We can now use these metadata to exclude questionable data (or try to fix it). For example, we’ll certainly want to exclude coordinates that are non-numeric or impossible! Depending on our purposes, we may also want to exclude coordinates that correspond to centroids or those that fall into the ocean.
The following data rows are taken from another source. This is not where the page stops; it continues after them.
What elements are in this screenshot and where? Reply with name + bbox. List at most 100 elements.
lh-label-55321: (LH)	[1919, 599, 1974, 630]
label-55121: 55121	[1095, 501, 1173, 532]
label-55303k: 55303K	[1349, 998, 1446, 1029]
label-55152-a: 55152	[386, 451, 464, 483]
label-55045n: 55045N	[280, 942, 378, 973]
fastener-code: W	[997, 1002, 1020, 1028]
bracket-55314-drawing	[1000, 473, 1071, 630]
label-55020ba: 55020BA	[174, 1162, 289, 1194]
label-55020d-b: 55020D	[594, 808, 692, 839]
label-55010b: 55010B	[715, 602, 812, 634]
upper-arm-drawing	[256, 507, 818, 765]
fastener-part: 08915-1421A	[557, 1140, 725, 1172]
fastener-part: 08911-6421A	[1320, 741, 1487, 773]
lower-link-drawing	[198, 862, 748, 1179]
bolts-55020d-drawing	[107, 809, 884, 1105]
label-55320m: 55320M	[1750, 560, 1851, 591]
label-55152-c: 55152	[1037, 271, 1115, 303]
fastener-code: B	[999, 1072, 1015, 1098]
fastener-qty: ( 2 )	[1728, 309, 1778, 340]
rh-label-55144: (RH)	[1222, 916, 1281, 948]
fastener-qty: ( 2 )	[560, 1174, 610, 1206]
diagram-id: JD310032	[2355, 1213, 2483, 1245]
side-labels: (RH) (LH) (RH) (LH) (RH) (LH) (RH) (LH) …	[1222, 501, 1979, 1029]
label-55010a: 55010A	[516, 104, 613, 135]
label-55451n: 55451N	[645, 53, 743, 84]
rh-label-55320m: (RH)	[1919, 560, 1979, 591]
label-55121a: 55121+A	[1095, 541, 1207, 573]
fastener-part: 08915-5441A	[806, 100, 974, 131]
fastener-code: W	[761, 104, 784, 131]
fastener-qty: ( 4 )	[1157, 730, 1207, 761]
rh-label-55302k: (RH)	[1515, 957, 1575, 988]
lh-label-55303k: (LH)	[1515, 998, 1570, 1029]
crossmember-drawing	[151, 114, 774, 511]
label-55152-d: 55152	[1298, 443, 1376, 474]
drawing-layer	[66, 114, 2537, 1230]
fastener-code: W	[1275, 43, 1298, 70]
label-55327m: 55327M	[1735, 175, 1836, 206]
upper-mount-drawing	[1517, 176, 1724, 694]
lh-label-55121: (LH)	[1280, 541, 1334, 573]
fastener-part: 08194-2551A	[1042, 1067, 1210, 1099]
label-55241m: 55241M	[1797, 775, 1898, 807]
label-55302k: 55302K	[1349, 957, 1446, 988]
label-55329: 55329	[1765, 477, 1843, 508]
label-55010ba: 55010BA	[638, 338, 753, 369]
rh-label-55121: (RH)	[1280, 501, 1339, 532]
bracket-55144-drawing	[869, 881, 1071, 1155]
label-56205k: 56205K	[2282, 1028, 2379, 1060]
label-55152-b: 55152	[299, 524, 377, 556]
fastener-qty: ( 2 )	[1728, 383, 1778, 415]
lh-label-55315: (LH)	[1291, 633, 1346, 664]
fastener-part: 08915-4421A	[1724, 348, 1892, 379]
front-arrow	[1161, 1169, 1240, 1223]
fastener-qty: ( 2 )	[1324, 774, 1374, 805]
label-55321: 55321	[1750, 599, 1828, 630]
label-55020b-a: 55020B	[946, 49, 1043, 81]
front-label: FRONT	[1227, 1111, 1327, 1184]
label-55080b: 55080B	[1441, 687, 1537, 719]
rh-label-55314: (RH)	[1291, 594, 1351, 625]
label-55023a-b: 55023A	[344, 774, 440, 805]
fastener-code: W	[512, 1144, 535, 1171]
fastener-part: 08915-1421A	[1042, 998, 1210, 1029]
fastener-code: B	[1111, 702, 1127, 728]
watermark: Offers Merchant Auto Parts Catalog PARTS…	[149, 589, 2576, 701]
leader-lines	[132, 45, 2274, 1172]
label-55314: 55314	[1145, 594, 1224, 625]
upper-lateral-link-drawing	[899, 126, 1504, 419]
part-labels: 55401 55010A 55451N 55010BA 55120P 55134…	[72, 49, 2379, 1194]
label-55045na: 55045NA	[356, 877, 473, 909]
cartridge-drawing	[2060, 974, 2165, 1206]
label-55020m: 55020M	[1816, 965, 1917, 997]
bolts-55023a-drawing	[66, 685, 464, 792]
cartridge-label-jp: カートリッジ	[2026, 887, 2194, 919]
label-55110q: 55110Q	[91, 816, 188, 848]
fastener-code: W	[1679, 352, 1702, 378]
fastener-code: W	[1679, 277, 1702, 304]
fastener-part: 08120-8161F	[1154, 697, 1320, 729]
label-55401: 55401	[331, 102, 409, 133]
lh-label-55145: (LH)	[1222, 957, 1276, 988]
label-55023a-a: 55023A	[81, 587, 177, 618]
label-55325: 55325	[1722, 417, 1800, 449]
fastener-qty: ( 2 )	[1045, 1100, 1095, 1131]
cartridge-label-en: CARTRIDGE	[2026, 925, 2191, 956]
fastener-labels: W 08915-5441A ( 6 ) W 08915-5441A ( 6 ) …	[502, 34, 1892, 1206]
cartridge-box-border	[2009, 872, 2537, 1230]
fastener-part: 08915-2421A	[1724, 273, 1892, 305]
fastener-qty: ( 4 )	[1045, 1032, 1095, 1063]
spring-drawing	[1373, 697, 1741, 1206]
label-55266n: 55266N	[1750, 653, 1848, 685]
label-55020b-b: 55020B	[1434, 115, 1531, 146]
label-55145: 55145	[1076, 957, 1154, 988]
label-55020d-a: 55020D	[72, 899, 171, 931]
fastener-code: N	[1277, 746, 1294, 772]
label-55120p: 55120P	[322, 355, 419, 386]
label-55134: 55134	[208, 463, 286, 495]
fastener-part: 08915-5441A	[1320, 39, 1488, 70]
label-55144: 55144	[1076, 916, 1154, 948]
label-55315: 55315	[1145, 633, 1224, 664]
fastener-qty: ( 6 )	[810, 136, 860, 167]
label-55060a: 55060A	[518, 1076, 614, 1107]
Additional information about the GVS

In addition to the coordinate resolution, the GVS offers metadata responses describing current code and database versions, and formatted citations. For a quick overview, you can use the function GVS_metadata. If you use the GVS in a publication and need to cite it, proper attribution information is available with GVS_citations.

cites <- GVS_citations()

# The citation column provides Bibtex format citations that can be pasten into a reference manager (e.g., EndNote, PaperPile, Zotero)

cites$citation
## [1] "@misc{gvs, author = {Boyle, B. L. and Maitner, B. and Park, D. S. and Rethvick, S. Y. B. and Enquist, B. J.}, journal = {Botanical Information and Ecology Network}, title = {Geocoordinate Validation Service}, year = 2024, url = {https://gvs.biendata.org/}} "
## [2] "@misc{gadm, author= {{University of California, Berkeley, Museum of Vertebrate Zoology}}, title = {Global Administrative Areas}, url = {https://gadm.org/}, note = {Accessed May 6, 2022}}"